There's a lot going on here, but let me focus on how Mr. Clavon ended up in such a difficult situation. We don't know why he was refinancing his house 3 years ago, but it's apparent that after the transaction he didn't have all that much equity in his house (or so we can assume based on how far underwater he is now). He then proceeded to make only the minimum payments for 3 years, racking up another $62,000 in debt. The housing bubble burst, and he now owes $680,000 on a house worth "closer to $400,00" (which doesn't narrow it down much). Assuming the house is worth $400,000, this means that if he sells it he will have to bring a check to closing to pay off the $280,000 that won't be covered by the purchase price.
Clavon claims to have been duped, but I can't think of a mortgage product that would have prevented this outcome. Clavon's problems are:
1. He didn't have enough money in 2006.
2. The housing bubble has burst and his house lost a lot of value.
3. He doesn't have enough money in 2009.
What kind of mortgage does he think would have solved any of these problems? If he didn't want to have such a large balance to pay off, why did he effectively keep borrowing money by not even paying the interest on his mortgage?

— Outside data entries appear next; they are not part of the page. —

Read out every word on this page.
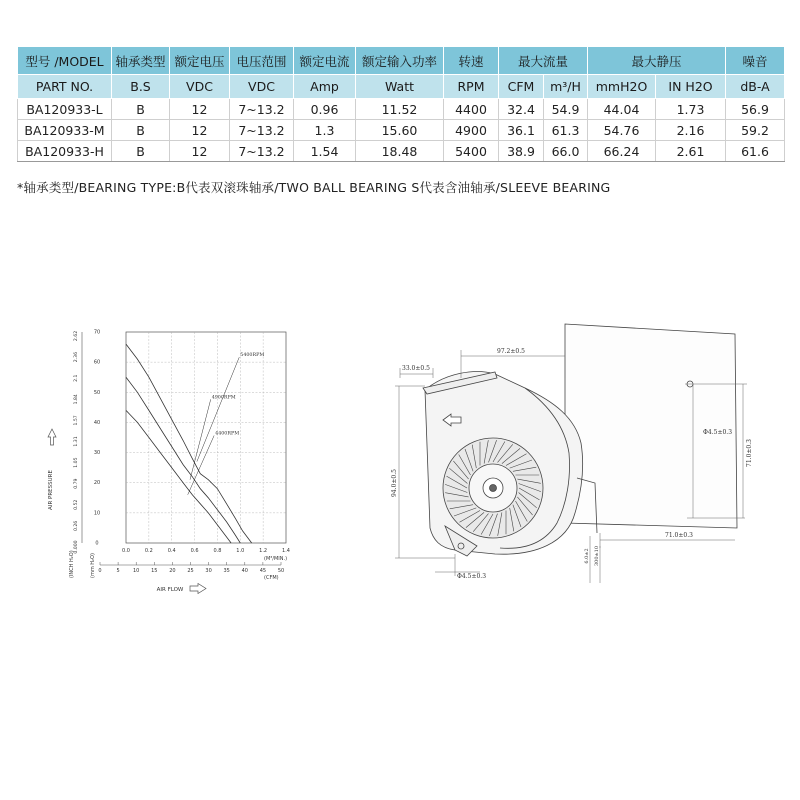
型号 /MODEL	轴承类型	额定电压	电压范围	额定电流	额定输入功率	转速	最大流量		最大静压		噪音
PART NO.	B.S	VDC	VDC	Amp	Watt	RPM	CFM	m³/H	mmH2O	IN H2O	dB-A
BA120933-L	B	12	7~13.2	0.96	11.52	4400	32.4	54.9	44.04	1.73	56.9
BA120933-M	B	12	7~13.2	1.3	15.60	4900	36.1	61.3	54.76	2.16	59.2
BA120933-H	B	12	7~13.2	1.54	18.48	5400	38.9	66.0	66.24	2.61	61.6
*轴承类型/BEARING TYPE:B代表双滚珠轴承/TWO BALL BEARING S代表含油轴承/SLEEVE BEARING
5400RPM
4900RPM
4400RPM
0
10
20
30
40
50
60
70
0.000
0.26
0.52
0.79
1.05
1.31
1.57
1.84
2.1
2.36
2.62
0.0	0.2	0.4	0.6	0.8	1.0	1.2	1.4
0	5	10 15 20 25 30 35 40 45 50
AIR PRESSURE
(INCH H₂O)	(mm H₂O)	(M³/MIN.)
(CFM)
AIR FLOW
33.0±0.5
97.2±0.5
94.0±0.5
Φ4.5±0.3
71.0±0.3
71.0±0.3
6.0±2 300±10
Φ4.5±0.3
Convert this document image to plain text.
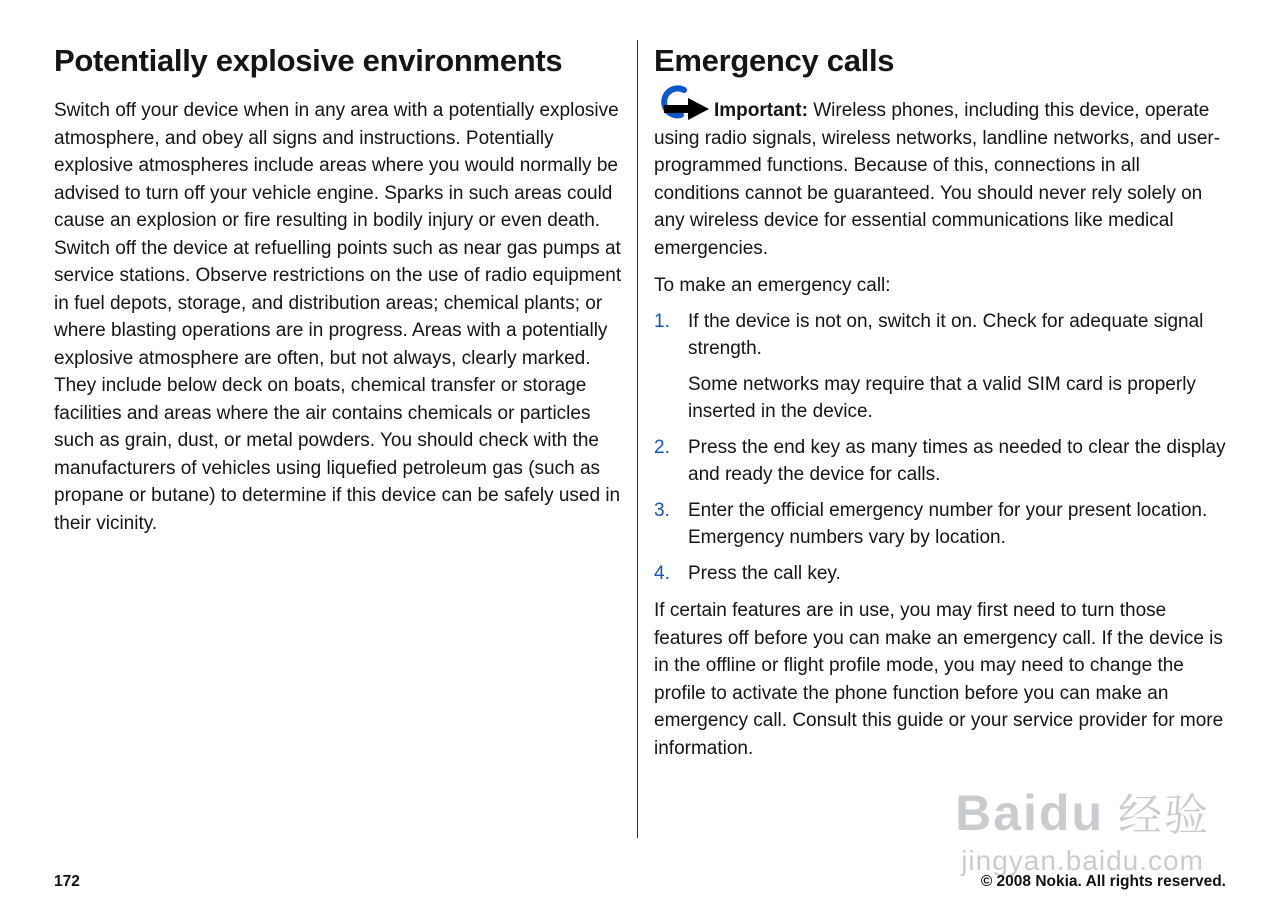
Potentially explosive environments

Switch off your device when in any area with a potentially explosive atmosphere, and obey all signs and instructions. Potentially explosive atmospheres include areas where you would normally be advised to turn off your vehicle engine. Sparks in such areas could cause an explosion or fire resulting in bodily injury or even death. Switch off the device at refuelling points such as near gas pumps at service stations. Observe restrictions on the use of radio equipment in fuel depots, storage, and distribution areas; chemical plants; or where blasting operations are in progress. Areas with a potentially explosive atmosphere are often, but not always, clearly marked. They include below deck on boats, chemical transfer or storage facilities and areas where the air contains chemicals or particles such as grain, dust, or metal powders. You should check with the manufacturers of vehicles using liquefied petroleum gas (such as propane or butane) to determine if this device can be safely used in their vicinity.

Emergency calls

Important: Wireless phones, including this device, operate using radio signals, wireless networks, landline networks, and user-programmed functions. Because of this, connections in all conditions cannot be guaranteed. You should never rely solely on any wireless device for essential communications like medical emergencies.

To make an emergency call:

1. If the device is not on, switch it on. Check for adequate signal strength.

Some networks may require that a valid SIM card is properly inserted in the device.

2. Press the end key as many times as needed to clear the display and ready the device for calls.

3. Enter the official emergency number for your present location. Emergency numbers vary by location.

4. Press the call key.

If certain features are in use, you may first need to turn those features off before you can make an emergency call. If the device is in the offline or flight profile mode, you may need to change the profile to activate the phone function before you can make an emergency call. Consult this guide or your service provider for more information.

Baidu 经验
jingyan.baidu.com
172	© 2008 Nokia. All rights reserved.
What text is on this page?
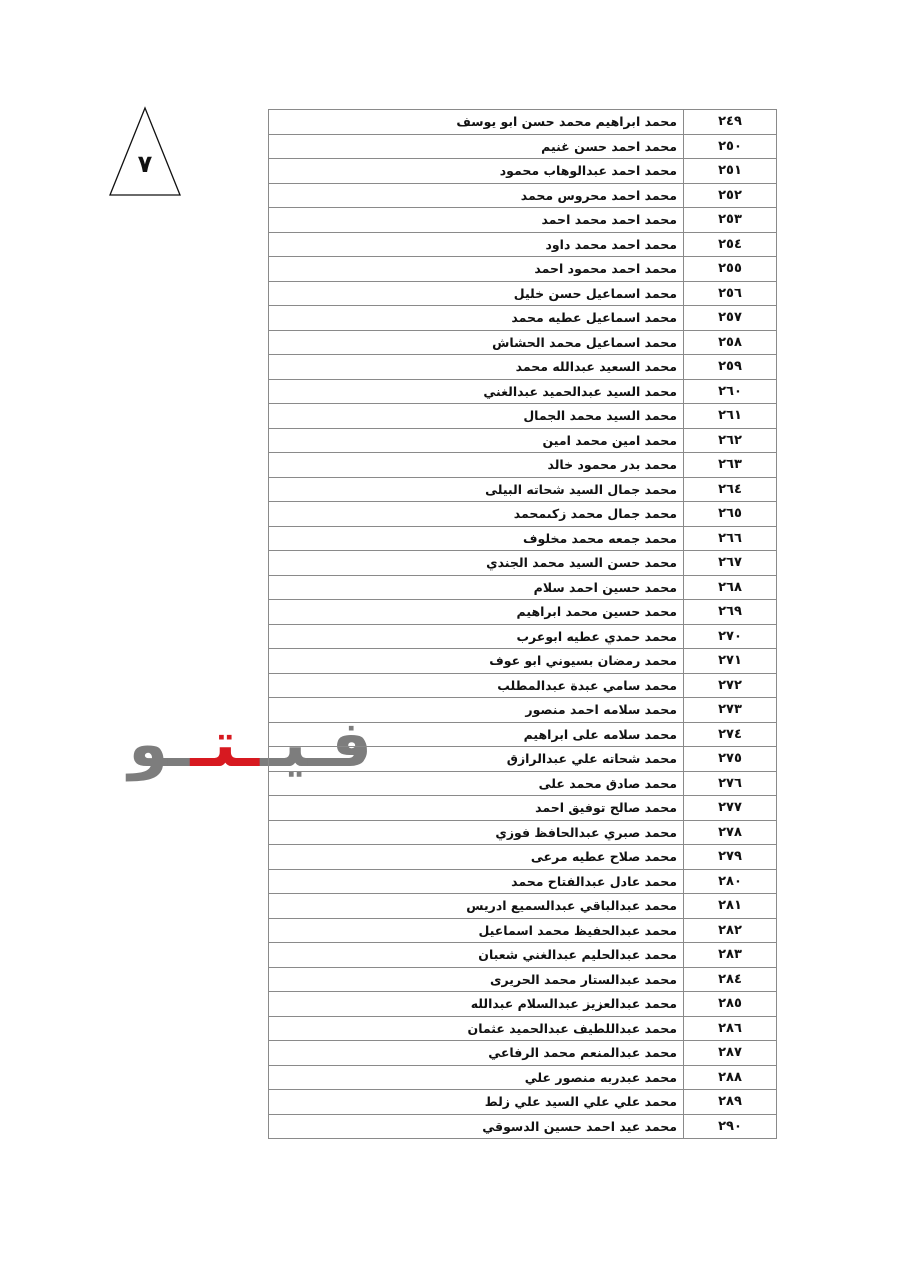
٧
فـيــتــو
٢٤٩	محمد ابراهيم محمد حسن ابو يوسف
٢٥٠	محمد احمد حسن غنيم
٢٥١	محمد احمد عبدالوهاب محمود
٢٥٢	محمد احمد محروس محمد
٢٥٣	محمد احمد محمد احمد
٢٥٤	محمد احمد محمد داود
٢٥٥	محمد احمد محمود احمد
٢٥٦	محمد اسماعيل حسن خليل
٢٥٧	محمد اسماعيل عطيه محمد
٢٥٨	محمد اسماعيل محمد الحشاش
٢٥٩	محمد السعيد عبدالله محمد
٢٦٠	محمد السيد عبدالحميد عبدالغني
٢٦١	محمد السيد محمد الجمال
٢٦٢	محمد امين محمد امين
٢٦٣	محمد بدر محمود خالد
٢٦٤	محمد جمال السيد شحاته البيلى
٢٦٥	محمد جمال محمد زكىمحمد
٢٦٦	محمد جمعه محمد مخلوف
٢٦٧	محمد حسن السيد محمد الجندي
٢٦٨	محمد حسين احمد سلام
٢٦٩	محمد حسين محمد ابراهيم
٢٧٠	محمد حمدي عطيه ابوعرب
٢٧١	محمد رمضان بسيوني ابو عوف
٢٧٢	محمد سامي عبدة عبدالمطلب
٢٧٣	محمد سلامه احمد منصور
٢٧٤	محمد سلامه على ابراهيم
٢٧٥	محمد شحاته علي عبدالرازق
٢٧٦	محمد صادق محمد على
٢٧٧	محمد صالح توفيق احمد
٢٧٨	محمد صبري عبدالحافظ فوزي
٢٧٩	محمد صلاح عطيه مرعى
٢٨٠	محمد عادل عبدالفتاح محمد
٢٨١	محمد عبدالباقي عبدالسميع ادريس
٢٨٢	محمد عبدالحفيظ محمد اسماعيل
٢٨٣	محمد عبدالحليم عبدالغني شعبان
٢٨٤	محمد عبدالستار محمد الحريرى
٢٨٥	محمد عبدالعزيز عبدالسلام عبدالله
٢٨٦	محمد عبداللطيف عبدالحميد عثمان
٢٨٧	محمد عبدالمنعم محمد الرفاعي
٢٨٨	محمد عبدربه منصور علي
٢٨٩	محمد علي علي السيد علي زلط
٢٩٠	محمد عيد احمد حسين الدسوقي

This last question is the key, I think. The truth is that Clavon couldn't afford whatever it is he needed to refinance for in the first place. Therefore he couldn't afford to pay off the debt he incurred in the refinancing, and therefore he only made minimum payments on his mortgage. A more responsible mortgage lender might not have written him an option ARM, but that means he probably couldn't have refinanced at all.
And that's probably what should have happened, but then it's not really the option ARM that has caused Clavon's problems.
Anyway, this doesn't change the fact that option ARMs are a problem in that many of them are toxic and will likely require more foreclosures. But if that's the point the article is trying to make, then I don't see why it spends so many paragraphs, right at the beginning, portraying Clavon as a victim of exotic financial products.
And I should note that I do sympathize with Clavon, who is in a terrible situation. The point here is to think about what can and what can't be blamed on option ARMs. Other than allowing him to live beyond his means, it's unclear what harm they have done to Clavon.
7 Comments:
The mortgage cost me an ARM and a LEG. (Btw, I put the ARM in harm.)
This comment has been removed by the author.
I get so pissed when I read articles like this. Fucker needs to downsize and move into a trailer.